Le bouillonnement culturel de la jeune République tchécoslovaque touche tous les domaines artistiques. Des artistes de première importance apparaissent en littérature, arts plastiques, photographie, architecture et musique. La littérature n'est plus concernée par le souci d'identité nationale, de nouveaux thèmes ainsi que de nouveaux courants artistiques virent le jour. Cette période est souvent appelée « ouverture des fenêtres sur le monde ».

   Pour la prose on a d'un côté les écrivains qui restent fidèles au milieu traditionnel de la prose slovaque – le village – et de l'autre, la nouvelle génération des écrivains qui placent leurs personnages dans le monde urbain, notamment I. Horvath (1904-1960, Laco et Bratislava, le Visa pour l'Europe), influencé par la littérature allemande et française. M. Urban (1904-1982), dans son roman expressionniste et psychologique le Fléau vivant, peint le changement que subit le village, en particulier les conséquences de la guerre. J. Ciger-Hronsky (1896-1961, Jozef Mak, le Pain) contribue également à la destruction de l'image idéalisée du monde rural, qui est l'héritage des auteurs romantiques. Il est le premier des auteurs de la « prose lyrisée », caractérisée par une écriture chargée d'éléments poétiques, et dont les successeurs sont M. Figuli (1909-1995, Trois Chevaux marrons), F. Svantner (1912-1950, la Fiancée des montagnes), D. Chrobak (1907-1951, Dragon est de retour), et plus tard R. Jasik (1919-1960, la Place de St. Élizabeth). Marqués par la violence de la Seconde Guerre mondiale, ils décrivent une nature exaltée, personnalisée, fatale (leurs romans sont souvent adaptés par le cinéma), la vie à la campagne apparaît dans tout son hardiesse et sa cruauté, contrastant avec les auteurs réalistes du début du siècle. Un peu à part se situe G. Vamos (1901-1956, les Atomes de dieu), comme pessimiste et autobiographique.

   La poésie est représentée par les deux figures majeures que sont J. Smrek (1898-1982) et B. Lukac (1900-1979). Le premier écrit sous l'influence du vitalisme et du futurisme, son œuvre est fraîche et optimiste. Il est connu comme poète de la femme, ses recueils majeurs sont les Journées galopantes et le Poète et la femme. La poésie de Lukac est plus sombre, influencée par Valéry et Claudel. Il commence par des méditations intimes Sur l'amour non aimant. La désillusion et la crise politique due au fascisme le conduisent vers le désespoir qu'il exprime dans Babel et Moloch. Leur contemporain, V. Beniak (1894-1937, Popolec, Igric), poète original et difficile à classer et combine des motifs populaires et le vers modernes.

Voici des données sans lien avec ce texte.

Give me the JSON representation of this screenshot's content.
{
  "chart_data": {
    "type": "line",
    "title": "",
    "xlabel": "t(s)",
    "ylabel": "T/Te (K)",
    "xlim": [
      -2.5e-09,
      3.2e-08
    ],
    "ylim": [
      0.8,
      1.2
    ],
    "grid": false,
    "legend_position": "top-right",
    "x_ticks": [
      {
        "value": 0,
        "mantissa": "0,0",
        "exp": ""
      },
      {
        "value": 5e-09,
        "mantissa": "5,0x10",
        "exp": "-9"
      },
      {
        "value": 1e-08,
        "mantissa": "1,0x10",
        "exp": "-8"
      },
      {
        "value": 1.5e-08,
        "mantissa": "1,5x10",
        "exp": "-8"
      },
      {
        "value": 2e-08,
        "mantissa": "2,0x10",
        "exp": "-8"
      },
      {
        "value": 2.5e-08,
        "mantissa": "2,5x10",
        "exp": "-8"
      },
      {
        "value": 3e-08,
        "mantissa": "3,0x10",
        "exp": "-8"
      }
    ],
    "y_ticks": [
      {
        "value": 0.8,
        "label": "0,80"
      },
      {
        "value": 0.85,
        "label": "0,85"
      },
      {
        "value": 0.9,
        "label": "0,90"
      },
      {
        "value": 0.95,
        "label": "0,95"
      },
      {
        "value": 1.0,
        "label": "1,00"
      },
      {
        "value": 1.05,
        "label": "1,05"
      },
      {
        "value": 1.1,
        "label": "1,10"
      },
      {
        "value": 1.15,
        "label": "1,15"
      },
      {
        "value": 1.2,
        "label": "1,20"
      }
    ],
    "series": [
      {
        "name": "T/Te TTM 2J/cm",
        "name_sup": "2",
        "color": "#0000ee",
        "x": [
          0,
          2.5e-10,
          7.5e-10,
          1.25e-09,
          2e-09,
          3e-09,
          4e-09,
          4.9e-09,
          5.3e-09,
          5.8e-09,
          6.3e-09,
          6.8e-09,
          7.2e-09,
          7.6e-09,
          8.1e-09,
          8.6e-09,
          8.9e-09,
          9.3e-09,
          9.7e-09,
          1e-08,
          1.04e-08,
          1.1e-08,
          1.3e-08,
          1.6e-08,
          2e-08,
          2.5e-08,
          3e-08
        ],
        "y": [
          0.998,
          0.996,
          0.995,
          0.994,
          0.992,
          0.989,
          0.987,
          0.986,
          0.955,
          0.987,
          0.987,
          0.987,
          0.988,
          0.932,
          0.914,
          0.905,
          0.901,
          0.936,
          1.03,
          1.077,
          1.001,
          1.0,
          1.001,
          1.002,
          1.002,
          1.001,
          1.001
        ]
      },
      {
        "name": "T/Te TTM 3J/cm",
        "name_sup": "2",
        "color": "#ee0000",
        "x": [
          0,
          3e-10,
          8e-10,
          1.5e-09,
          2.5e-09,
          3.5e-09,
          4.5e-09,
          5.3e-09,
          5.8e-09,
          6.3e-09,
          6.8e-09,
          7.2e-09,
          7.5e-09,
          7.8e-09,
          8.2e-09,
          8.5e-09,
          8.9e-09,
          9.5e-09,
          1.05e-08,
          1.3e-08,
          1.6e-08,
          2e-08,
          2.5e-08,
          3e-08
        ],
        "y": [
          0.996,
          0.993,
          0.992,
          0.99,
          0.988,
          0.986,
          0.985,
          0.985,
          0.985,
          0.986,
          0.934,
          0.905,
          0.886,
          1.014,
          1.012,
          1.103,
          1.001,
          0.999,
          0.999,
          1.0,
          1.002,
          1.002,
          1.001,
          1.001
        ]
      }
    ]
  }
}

   Influencés par les futuristes et structuralistes russes, ainsi que par la poésie tchèque, les écrivains groupés autour de la revue Dav s'enthousiasment pour les idées marxistes. Un des plus importants parmi eux fut L. Novomestsky (1904-1976, Saint au-dehors du village), qui, comme de nombreux autres écrivains initialement engagés à gauche, a été persécuté pendant la période stalinienne. À ses côtés, on trouve les poètes D. Okàli (1903-1987) et J. Ponican (1902-1978), P. Jilemnicky (1901-1949), auteur du roman la Boussole en nous.

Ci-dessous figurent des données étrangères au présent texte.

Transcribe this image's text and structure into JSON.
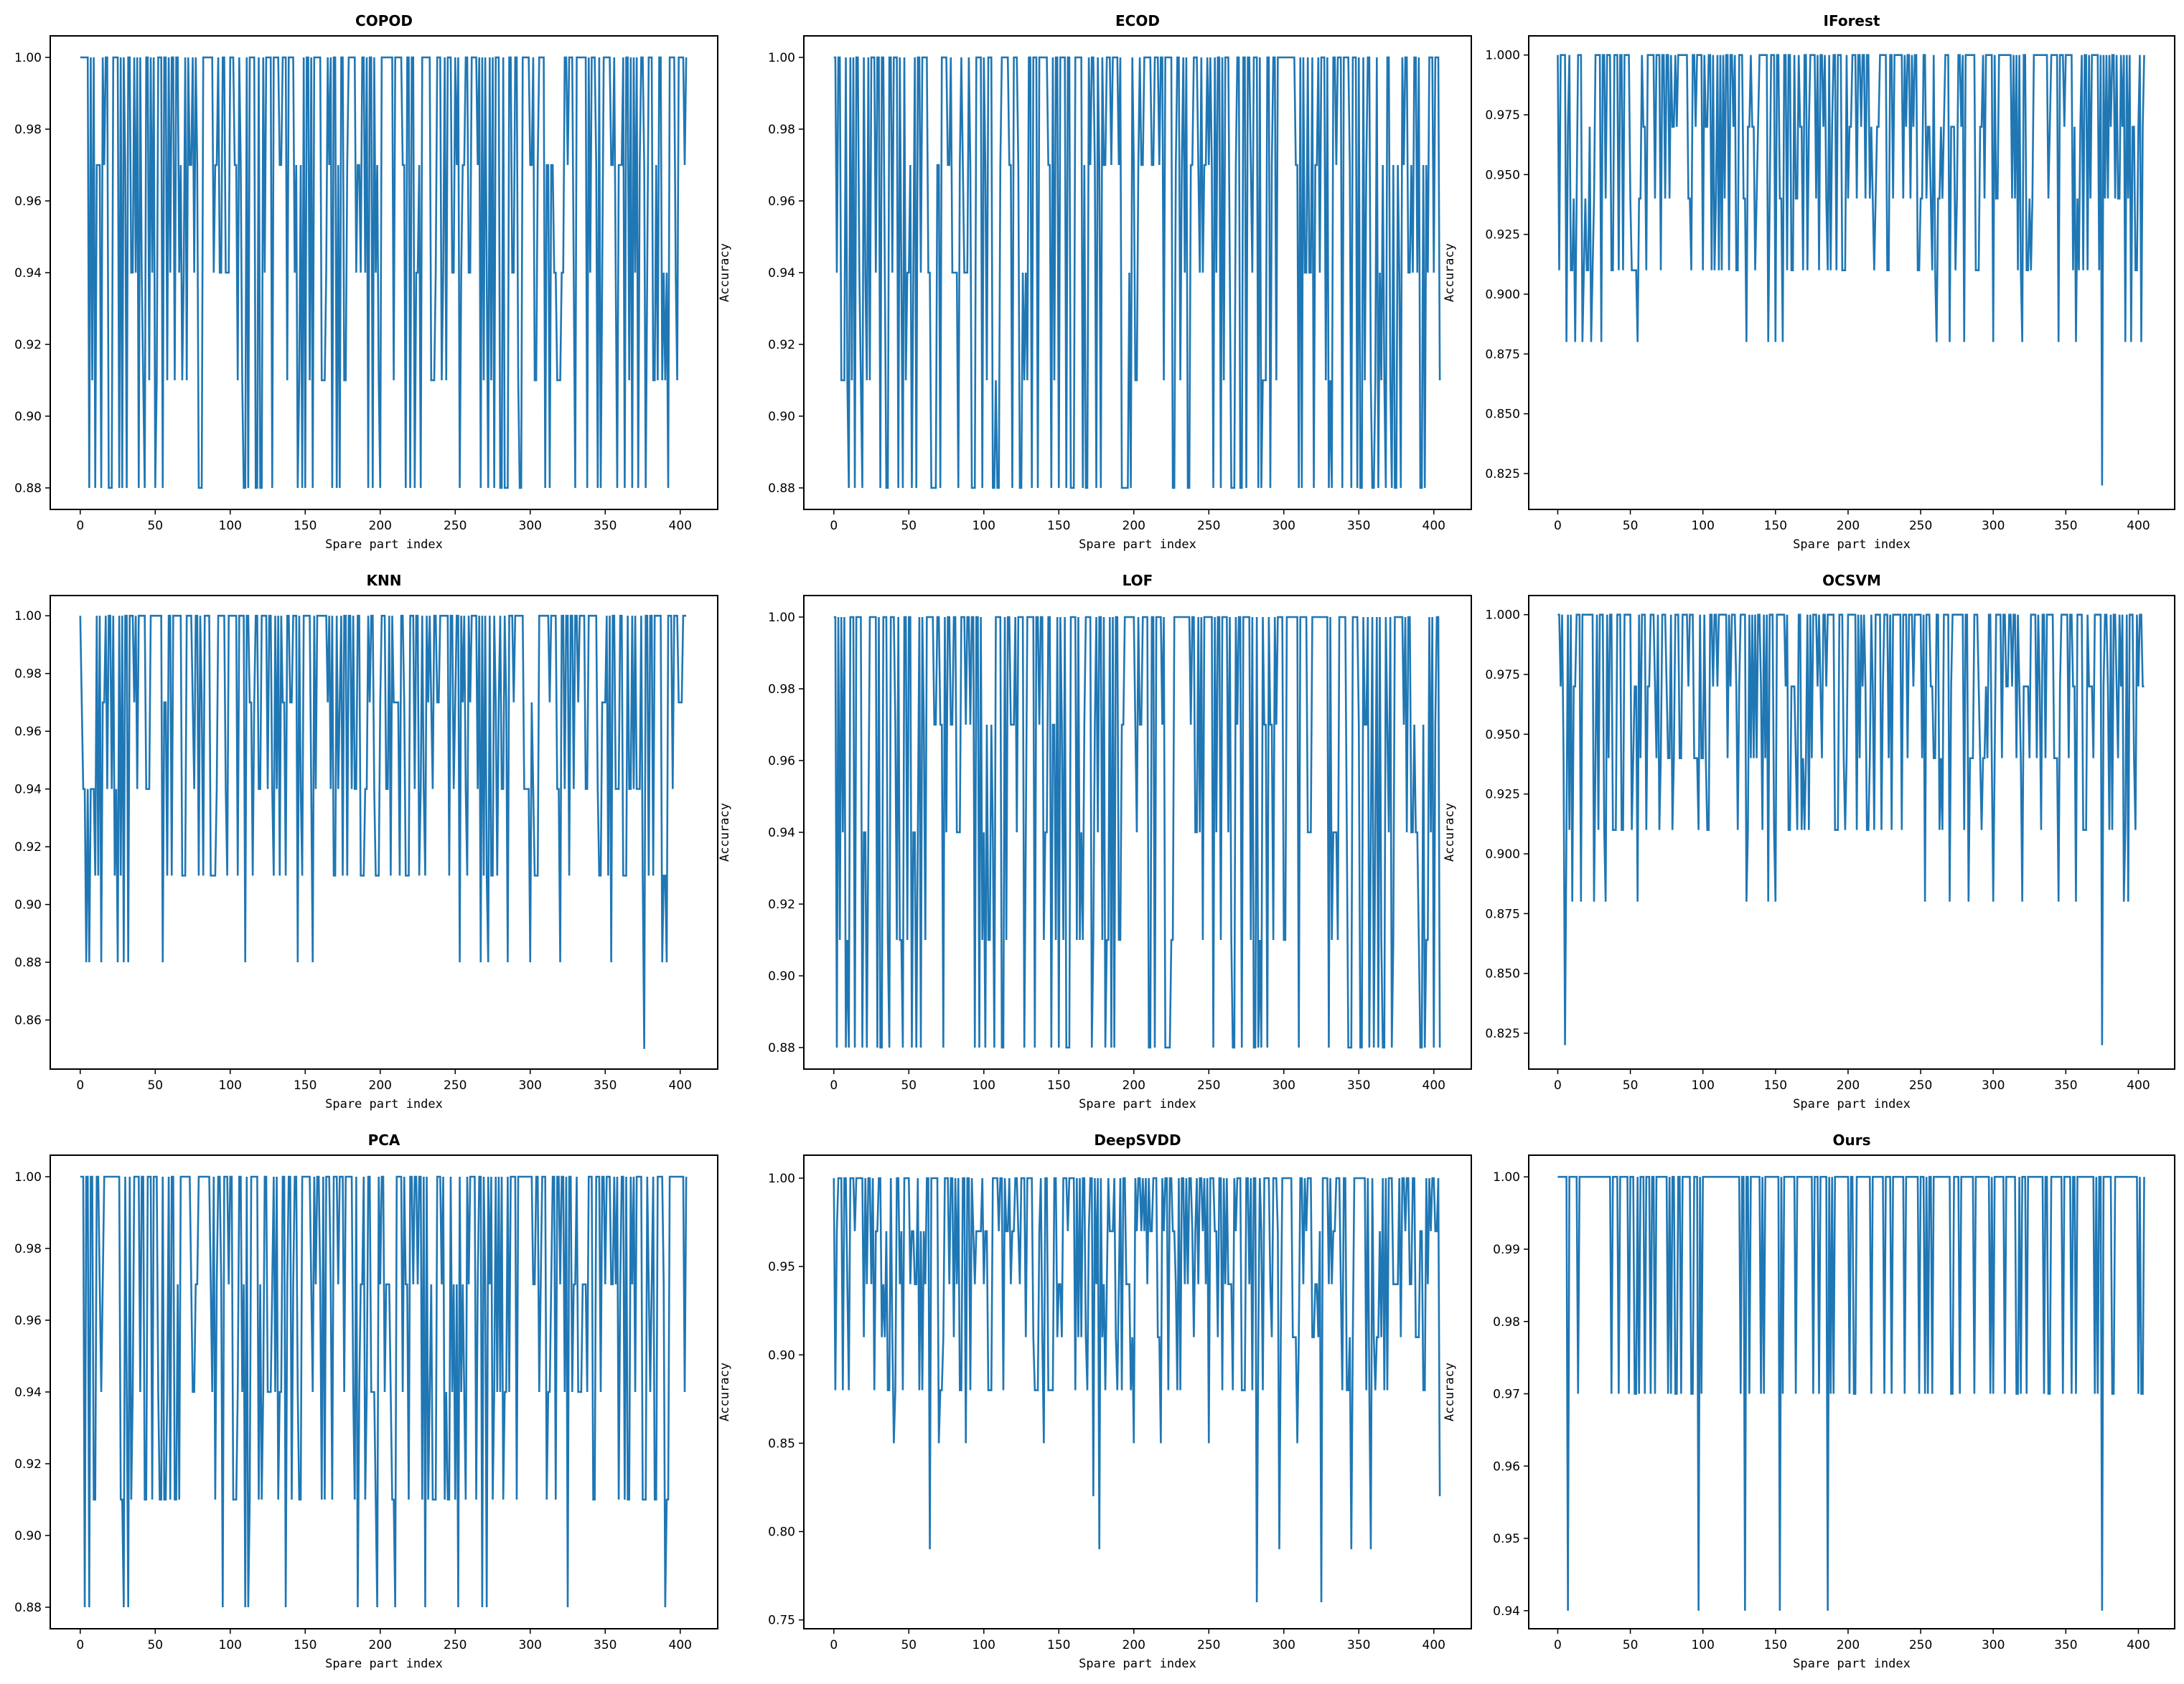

   Le surréalisme entre dans la poésie slovaque à la veille de la Seconde Guerre mondiale. Il doit être placé dans le contexte des surréalistes tchèques, leur influence fut réciproque. Ce mouvement prend une grande ampleur, les auteurs surréalistes révolutionnent la forme de la poésie slovaque, introduisant le vers libre. Il s'agit de V. Reisel (1919), S. Zary (1918), R. Fabry (1915-1982), P. Buncak (1915), A. Marecin (1923), J. Rak (1915-1969), qui, malgré l'époque, refusent tout engagement, ce qui est la cause de leur silence après 1948. En contrepoint des œuvres surréalistes, on trouve l'œuvre spirituelle de la moderne catholique (R. Dilong (1905-1986), P.G. Hlbina (1908-1977), J. Silan (1914-1984), J. Haranta (1909-1983), K. Strmen (1921)), dont les poèmes gardent une forme régulière. Ils se sont inspirés de la Poésie pure (1925) de H. Brémond.

   La création dramatique de l'époque est représentée par I. Stodola (1888-1977, la Femme du berger, Notre Monsieur le ministre).